Sin embargo, hay que calmar los ánimos de diciembre en adelante. La comunicación telefónica entre amos candidatos fue una buena señal. De todos modos, es necesario un gesto más contundente para terminar con la incertidumbre, y frenar definitivamente la escalada del dólar y del riesgo país. Un gesto que debería venir por el lado de Fernández quien no es sólo un candidato, es el candidato que aventajó por quince puntos al segundo y que, de repetirse este resultado en octubre, podría convertirse en el próximo Presidente de los argentinos. Fernández debería dar indicios de cuál será su política económica llegado el caso, y designar un referente en materia económica que se encargue de disipar todas las dudas en torno a temas fundamentales para evitar, así, algunas contradicciones que han surgido dentro de su propio entorno. Hoy, medio ojo está mirando lo que hace el Presidente, mientras que otro ojo y medio observa lo que hace Fernández.

Por delante se presenta un desafío muy importante, volver a poner a Argentina en la senda del crecimiento. Serán necesarias varias reformas (laboral, tributaria y previsional); negociar nuevas metas (o reestructurar) con el FMI; reforzar la apertura comercial; y resolver si se continuará o se dará marcha atrás con las medidas recientemente adoptadas por el Gobierno para contener el impacto de la devaluación, entre otras.

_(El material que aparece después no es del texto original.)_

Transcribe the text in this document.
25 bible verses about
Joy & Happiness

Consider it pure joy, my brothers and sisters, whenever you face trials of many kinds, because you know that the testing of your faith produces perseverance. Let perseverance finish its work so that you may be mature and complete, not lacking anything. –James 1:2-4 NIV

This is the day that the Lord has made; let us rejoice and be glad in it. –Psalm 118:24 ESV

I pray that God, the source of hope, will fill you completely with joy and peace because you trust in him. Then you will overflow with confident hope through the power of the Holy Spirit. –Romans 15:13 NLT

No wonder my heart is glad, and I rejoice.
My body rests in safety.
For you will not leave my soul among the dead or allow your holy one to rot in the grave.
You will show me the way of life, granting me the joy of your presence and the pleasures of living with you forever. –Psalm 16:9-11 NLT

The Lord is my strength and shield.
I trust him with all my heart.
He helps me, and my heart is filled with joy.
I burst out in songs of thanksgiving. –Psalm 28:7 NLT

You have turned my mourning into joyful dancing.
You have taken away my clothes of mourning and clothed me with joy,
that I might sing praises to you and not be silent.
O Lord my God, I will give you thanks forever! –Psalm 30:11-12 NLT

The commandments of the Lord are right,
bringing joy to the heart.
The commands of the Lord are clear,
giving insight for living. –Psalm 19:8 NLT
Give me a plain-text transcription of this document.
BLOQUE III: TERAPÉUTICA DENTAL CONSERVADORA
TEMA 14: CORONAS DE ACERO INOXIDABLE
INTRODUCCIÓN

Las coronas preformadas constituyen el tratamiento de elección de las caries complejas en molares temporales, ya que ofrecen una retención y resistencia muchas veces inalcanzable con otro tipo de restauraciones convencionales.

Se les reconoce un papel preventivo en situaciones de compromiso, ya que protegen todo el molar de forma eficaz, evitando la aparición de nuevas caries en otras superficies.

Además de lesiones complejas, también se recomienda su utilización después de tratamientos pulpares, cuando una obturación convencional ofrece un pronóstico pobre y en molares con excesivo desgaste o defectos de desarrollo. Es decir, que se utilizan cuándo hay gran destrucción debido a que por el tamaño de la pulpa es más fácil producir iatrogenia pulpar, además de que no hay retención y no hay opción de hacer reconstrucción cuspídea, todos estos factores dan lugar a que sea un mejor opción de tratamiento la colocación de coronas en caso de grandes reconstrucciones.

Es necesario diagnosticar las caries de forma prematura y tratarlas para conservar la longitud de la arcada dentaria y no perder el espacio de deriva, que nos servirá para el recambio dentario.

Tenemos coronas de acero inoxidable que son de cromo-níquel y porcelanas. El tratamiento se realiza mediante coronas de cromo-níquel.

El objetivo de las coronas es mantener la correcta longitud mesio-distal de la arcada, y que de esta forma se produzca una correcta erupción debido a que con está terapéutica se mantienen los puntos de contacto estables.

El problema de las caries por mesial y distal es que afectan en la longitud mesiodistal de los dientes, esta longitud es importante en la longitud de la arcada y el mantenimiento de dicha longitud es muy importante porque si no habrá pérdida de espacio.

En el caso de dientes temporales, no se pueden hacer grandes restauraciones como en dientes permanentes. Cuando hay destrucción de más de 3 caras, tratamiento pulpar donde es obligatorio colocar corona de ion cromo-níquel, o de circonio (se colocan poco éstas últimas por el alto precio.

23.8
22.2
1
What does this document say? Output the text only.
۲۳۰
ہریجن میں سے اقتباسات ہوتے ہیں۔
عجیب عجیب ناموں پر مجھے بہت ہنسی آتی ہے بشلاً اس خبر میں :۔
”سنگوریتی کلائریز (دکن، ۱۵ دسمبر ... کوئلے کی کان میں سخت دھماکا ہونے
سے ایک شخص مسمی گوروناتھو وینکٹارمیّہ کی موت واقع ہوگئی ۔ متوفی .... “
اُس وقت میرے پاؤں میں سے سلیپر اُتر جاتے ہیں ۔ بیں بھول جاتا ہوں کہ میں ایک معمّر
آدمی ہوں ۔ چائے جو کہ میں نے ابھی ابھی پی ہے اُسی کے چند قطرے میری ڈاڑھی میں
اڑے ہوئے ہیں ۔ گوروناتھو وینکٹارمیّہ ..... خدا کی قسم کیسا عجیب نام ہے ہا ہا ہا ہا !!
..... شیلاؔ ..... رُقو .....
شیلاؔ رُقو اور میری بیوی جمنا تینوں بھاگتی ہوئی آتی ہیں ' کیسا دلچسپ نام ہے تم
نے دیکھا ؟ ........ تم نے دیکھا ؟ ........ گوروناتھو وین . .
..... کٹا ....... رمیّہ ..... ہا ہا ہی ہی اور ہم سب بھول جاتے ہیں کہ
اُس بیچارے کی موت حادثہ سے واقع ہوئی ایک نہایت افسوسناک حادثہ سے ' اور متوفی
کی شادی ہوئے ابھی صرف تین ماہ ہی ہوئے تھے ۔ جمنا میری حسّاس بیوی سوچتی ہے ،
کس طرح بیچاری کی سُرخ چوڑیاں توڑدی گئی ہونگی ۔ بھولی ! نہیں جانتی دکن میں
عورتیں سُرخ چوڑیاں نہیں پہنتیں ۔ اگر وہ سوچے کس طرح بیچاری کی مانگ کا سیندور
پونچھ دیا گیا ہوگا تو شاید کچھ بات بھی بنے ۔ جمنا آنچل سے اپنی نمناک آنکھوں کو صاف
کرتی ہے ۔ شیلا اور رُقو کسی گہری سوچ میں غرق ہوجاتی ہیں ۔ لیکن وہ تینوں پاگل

Lamentablemente, la incertidumbre provocada por el resultado de las PASO ha dañado aún más nuestra débil economía. Las últimas previsiones antes de las elecciones indicaban que 2019 sería un año complicado, con una caída del PBI del 1,4%; una retracción del consumo privado superior a 6%; una caída de la inversión privada cercana al 14%; una inflación en torno al 40%; y una tasa de desempleo de 10,3%. Sin embargo, estas previsiones pasaron inexorablemente a convertirse en un escenario optimista. Independientemente de quien resulte ganador en las elecciones generales de octubre, o en el ballotage de noviembre, el daño en la economía ya está hecho y el escenario económico actual es peor que aquel que existía antes de las PASO.